Upon completion of my research, I decided to look into even more sources concerning language arts education and increasing reading achievement. For most of my life, I have been of the philosophy that children who are avid readers will also score higher on reading achievement standardized tests, and score higher on writing tests due to the fact that students will mimic what they read in their writing. One of the books that I chose for further research is, “The Book Whisperer,” by Donalyn Miller. It has been eye opening. The concepts discussed in Miller’s practical book kept me repeating the sentiment of, “really?!?!” I knew that everything she was saying was true and proven in my own life and the lives around me, but I thought it was not politically correct to say so as a language arts educator.

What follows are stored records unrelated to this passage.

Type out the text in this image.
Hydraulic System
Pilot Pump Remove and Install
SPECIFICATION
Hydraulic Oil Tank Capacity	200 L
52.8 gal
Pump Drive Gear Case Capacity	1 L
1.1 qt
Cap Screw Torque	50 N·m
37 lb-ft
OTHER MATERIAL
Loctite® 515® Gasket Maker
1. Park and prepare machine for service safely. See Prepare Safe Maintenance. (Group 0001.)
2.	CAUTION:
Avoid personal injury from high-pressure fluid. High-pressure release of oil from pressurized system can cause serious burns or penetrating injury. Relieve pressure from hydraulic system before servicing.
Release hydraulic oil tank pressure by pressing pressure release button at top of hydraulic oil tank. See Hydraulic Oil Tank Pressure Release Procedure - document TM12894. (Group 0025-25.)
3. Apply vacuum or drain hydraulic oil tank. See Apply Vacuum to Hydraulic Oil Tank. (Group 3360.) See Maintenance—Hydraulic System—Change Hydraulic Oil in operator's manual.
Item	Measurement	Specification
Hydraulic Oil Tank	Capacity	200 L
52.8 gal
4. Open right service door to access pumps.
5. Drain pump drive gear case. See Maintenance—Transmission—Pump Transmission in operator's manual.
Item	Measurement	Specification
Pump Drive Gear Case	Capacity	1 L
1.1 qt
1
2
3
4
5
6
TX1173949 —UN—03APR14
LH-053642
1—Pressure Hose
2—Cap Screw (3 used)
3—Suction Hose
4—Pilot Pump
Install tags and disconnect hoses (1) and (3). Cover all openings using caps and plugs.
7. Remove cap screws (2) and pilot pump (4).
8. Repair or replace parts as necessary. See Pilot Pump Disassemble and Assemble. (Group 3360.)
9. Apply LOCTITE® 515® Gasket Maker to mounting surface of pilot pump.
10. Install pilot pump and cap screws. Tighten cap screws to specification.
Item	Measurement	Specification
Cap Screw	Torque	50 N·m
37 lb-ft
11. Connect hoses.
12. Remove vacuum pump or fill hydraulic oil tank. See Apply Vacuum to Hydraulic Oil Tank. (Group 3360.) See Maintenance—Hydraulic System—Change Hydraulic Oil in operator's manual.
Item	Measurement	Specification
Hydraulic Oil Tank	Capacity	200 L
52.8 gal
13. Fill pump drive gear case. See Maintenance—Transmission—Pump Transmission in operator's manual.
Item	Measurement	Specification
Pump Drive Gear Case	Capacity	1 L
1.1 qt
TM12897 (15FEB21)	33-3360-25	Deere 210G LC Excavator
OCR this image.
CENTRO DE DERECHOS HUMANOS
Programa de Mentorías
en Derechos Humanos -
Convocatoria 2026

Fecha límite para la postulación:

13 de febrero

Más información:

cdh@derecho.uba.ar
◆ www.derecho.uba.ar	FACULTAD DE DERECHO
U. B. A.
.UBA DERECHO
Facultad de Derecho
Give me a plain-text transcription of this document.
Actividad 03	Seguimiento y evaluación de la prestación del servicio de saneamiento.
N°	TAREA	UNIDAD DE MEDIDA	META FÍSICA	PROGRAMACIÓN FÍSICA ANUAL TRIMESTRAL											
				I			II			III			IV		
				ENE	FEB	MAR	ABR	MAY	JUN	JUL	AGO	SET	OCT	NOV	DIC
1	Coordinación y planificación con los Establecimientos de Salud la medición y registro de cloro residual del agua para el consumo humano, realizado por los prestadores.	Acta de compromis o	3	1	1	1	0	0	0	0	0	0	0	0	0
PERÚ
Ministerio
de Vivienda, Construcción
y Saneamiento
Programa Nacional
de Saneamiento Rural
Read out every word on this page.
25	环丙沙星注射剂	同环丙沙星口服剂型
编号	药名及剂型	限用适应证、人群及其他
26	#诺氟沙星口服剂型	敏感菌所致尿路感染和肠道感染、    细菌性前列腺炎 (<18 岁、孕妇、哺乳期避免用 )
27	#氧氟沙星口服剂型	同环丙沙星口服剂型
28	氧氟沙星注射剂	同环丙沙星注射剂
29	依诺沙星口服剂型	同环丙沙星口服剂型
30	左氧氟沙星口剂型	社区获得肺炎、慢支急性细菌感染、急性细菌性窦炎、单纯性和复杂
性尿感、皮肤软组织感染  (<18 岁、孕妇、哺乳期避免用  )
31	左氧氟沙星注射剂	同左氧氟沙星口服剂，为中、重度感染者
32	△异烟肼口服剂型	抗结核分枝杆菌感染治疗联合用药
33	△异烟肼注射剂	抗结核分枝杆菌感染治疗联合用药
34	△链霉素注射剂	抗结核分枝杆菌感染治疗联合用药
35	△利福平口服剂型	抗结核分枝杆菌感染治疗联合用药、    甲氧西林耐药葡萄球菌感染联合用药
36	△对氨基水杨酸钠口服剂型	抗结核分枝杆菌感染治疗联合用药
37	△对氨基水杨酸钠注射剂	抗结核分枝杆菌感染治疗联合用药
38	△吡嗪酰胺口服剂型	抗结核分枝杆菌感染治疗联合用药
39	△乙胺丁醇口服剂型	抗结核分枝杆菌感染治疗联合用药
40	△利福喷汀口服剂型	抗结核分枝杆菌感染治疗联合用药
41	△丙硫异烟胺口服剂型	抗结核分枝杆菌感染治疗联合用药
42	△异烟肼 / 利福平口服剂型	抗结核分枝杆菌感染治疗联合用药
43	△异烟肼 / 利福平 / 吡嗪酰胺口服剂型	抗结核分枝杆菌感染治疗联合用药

I was under the impression that teaching this style of self selected books was cheating.

Needless to say, I am revamping my entire view of pleasure reading in my classroom. We are going to start off the year by examining what students are interested and then how to identify books from those interests. They will be required to read 40 books by the end of the school year, and any book over 350 pages automatically counts as two books. The only assessment will be a reading response record, which I have lovingly dubbed R3 or Triple R, and consist of the students writing me weekly letters on their response to their reading. I will then respond to their response letters with my own insights and encouragement. We will still follow the current curriculum of reading, writing, researching, and presenting requirements. Monday through Thursday, we will start each class period off with 10 minutes of self-directed reading. On Fridays, they will use the first ten minutes to write in their R3. Over the weekend, I will then respond to each student’s responses and return the R3 to the classroom on Monday. So, there will be no more idiom tests for this school year.

By modeling reading in my classroom, I will be taking teacher “withitness” to a whole new personal level.